Mesela, ‘yüzde 50’yi evde zor tutuyorum’ sözünü hatırladınız mı?
***
Soğuk bir kış gecesi televizyondaki haberleri izlerken, ekrana gelen görüntü karşısında kanımın donduğunu hissettim… Dışarıdaki soğuktan öte, bu görüntü beni titretti. Adamın biri bir bahçe içerisindeki ‘kardan adama’ yumruk sallıyordu.
Bu hareketin anlamını bulmaya çalışırken, bu kez, yine adamın biri önünde giden kedi’ye tekmeyi savurdu… Sonraki gün yine bir başkasının, bu kez, kedinin dört ayağını birden kestiğini gördüm.

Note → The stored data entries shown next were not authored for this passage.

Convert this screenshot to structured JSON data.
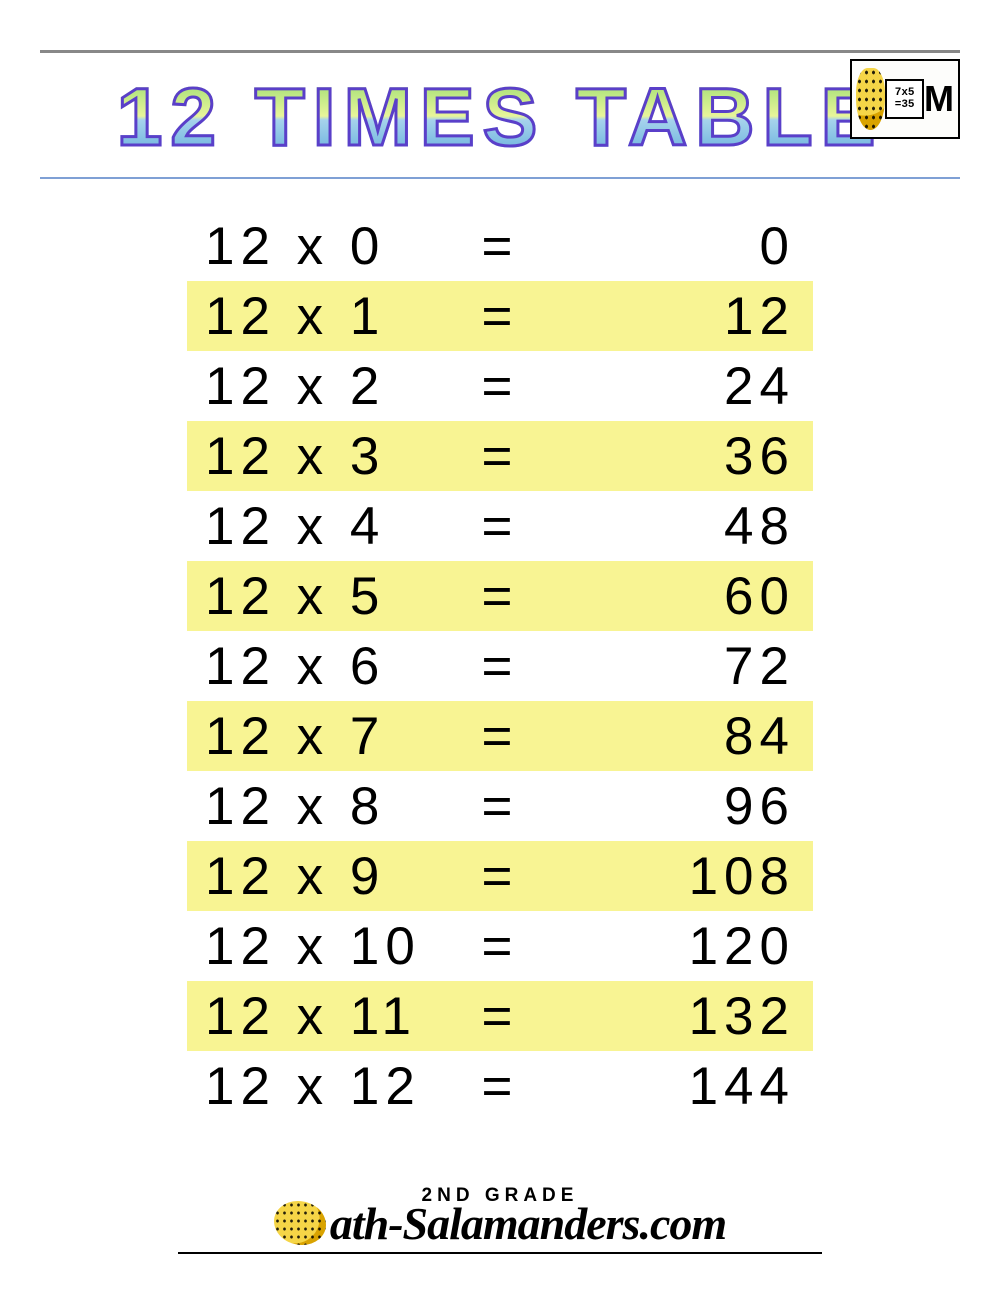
{
  "header": {
    "title": "12 Times Table",
    "badge_expr_top": "7x5",
    "badge_expr_bottom": "=35",
    "badge_letter": "M"
  },
  "chart_data": {
    "type": "table",
    "title": "12 Times Table",
    "base": 12,
    "rows": [
      {
        "a": 12,
        "b": 0,
        "result": 0,
        "highlight": false
      },
      {
        "a": 12,
        "b": 1,
        "result": 12,
        "highlight": true
      },
      {
        "a": 12,
        "b": 2,
        "result": 24,
        "highlight": false
      },
      {
        "a": 12,
        "b": 3,
        "result": 36,
        "highlight": true
      },
      {
        "a": 12,
        "b": 4,
        "result": 48,
        "highlight": false
      },
      {
        "a": 12,
        "b": 5,
        "result": 60,
        "highlight": true
      },
      {
        "a": 12,
        "b": 6,
        "result": 72,
        "highlight": false
      },
      {
        "a": 12,
        "b": 7,
        "result": 84,
        "highlight": true
      },
      {
        "a": 12,
        "b": 8,
        "result": 96,
        "highlight": false
      },
      {
        "a": 12,
        "b": 9,
        "result": 108,
        "highlight": true
      },
      {
        "a": 12,
        "b": 10,
        "result": 120,
        "highlight": false
      },
      {
        "a": 12,
        "b": 11,
        "result": 132,
        "highlight": true
      },
      {
        "a": 12,
        "b": 12,
        "result": 144,
        "highlight": false
      }
    ],
    "symbol_multiply": "x",
    "symbol_equals": "="
  },
  "footer": {
    "grade": "2nd Grade",
    "brand": "ath-Salamanders.com"
  }
}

Son haberlere göz attığımda dehşetin boyutu daha da belirgin hale gelmişti. Meğer daha neler olacakmış!
Ereğli’de 4çocuk, okul bahçesinde kale direğine bağladıkları15 yaşındaki çocuğa yaklaşık 3 saat boyunca işkence yaptılar. Sonunda da kulağını kestiler.
İstanbul’da yine 4 kişi gasp için bir adamı öldüresiye dövdü. Yetmedi, dere yatağına attılar.

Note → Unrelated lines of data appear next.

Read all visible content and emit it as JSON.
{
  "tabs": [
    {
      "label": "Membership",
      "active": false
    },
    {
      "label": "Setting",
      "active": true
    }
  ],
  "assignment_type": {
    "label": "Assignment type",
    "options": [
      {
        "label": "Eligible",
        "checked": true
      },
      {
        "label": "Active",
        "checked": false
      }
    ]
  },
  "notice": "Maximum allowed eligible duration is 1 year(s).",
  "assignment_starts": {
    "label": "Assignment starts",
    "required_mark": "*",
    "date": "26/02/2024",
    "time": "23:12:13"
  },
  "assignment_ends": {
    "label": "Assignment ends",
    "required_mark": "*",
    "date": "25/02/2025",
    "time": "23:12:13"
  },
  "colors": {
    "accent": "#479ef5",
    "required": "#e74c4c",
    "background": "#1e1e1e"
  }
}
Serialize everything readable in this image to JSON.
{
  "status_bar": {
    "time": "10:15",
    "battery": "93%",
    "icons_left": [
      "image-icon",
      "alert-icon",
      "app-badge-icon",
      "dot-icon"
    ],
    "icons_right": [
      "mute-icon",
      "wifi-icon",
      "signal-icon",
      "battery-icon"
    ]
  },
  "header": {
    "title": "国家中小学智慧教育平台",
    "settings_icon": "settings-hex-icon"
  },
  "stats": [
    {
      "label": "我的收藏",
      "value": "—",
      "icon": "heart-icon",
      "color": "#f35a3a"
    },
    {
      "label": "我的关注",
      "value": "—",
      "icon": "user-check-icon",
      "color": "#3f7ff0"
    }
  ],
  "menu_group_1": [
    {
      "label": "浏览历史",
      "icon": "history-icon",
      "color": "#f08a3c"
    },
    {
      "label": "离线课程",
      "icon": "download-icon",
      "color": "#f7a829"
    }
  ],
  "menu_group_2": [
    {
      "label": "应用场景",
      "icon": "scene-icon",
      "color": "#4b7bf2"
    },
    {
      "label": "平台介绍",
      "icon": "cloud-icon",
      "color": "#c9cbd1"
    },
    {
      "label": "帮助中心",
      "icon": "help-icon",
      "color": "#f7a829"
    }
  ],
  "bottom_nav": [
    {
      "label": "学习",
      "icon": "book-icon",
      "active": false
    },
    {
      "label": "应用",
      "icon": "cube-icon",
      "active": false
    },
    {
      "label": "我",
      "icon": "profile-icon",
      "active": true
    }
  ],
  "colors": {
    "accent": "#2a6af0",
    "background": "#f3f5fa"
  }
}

Güya ünlü bir iş adamı, araçla yolda ilerlerken, tartıştığı hamile bir kadının arabasının üzerine çıkıp, tepindi.
***
Eğer…
Siyasi rant uğruna mafya liderini ‘vatansever’, din bezirganını ‘muhterem’ olarak gören bir toplum üretiliyorsa, bu görüşte olanların diğer kesimlere karşı ‘kin’ duymaması mümkün değildir.
Eğer…
‘Partimize oy atmayanların kanını tahlile göndermek lazım, kanı bozuklar”, “Referandumda yüzde 50'yi geçemezsek, iç savaşa hazırlanın” diyerek, memleketi bu zihniyetle yönetmek isteyenlerin olduğu bir ortamda, bu görüşte olanların diğer kesimlere karşı ‘kin’ duymaması mümkün değildir.
Eğer…
Tabancalarıyla poz verip, bu silahlı fotoğraflarını sosyal medyada yayınlayıp, ‘bize oy vermeyenleri sokaklarda bekliyoruz” diyenler ve ‘troll’ üretip bunu örgütsel olarak planlayıp parti propagandası yapılırsa, bu görüşte olanların diğer kesimlere karşı ‘kin’ duymaması mümkün değildir.
Eğer…
Seçimler için, kahve köşelerinde “Rabbimin izniyle, bu partiyle pazara kadar değil mezara kadar gideceğiz inşallah. Bu düşmanları da bu memleketten yok edene kadar, kanımızın son damlasına kadar mücadele verip Rabbimin izniyle bunların içte ve dışta anasını belleyeceğiz arkadaşlar” diye haykırıldığında, bu görüşte olanların diğer kesimlere karşı ‘kin’ duymaması mümkün değildir.
Eğer…
Bu memleketi yönetecek bir güç olarak gençleri görüp de onlara ‘kindarlık’ tavsiye edilirse bu yola çıkanların diğer kesimlere karşı ‘kin’ duymaması mümkün değildir. Çünkü ne olursa olsun kendinizin dışında kalan herkesi suçlu olarak görme gibi bir anlayışa sığınıp hem kendinizi hem de bütün olan bitenleri normalleştiren bir anlayışa dayanıyorsunuz.
Milleti paranoyak bir hale dönüştürdüğünüzü, toplumun tüm insani değerlerini katlettiğinizi görmüyor musunuz?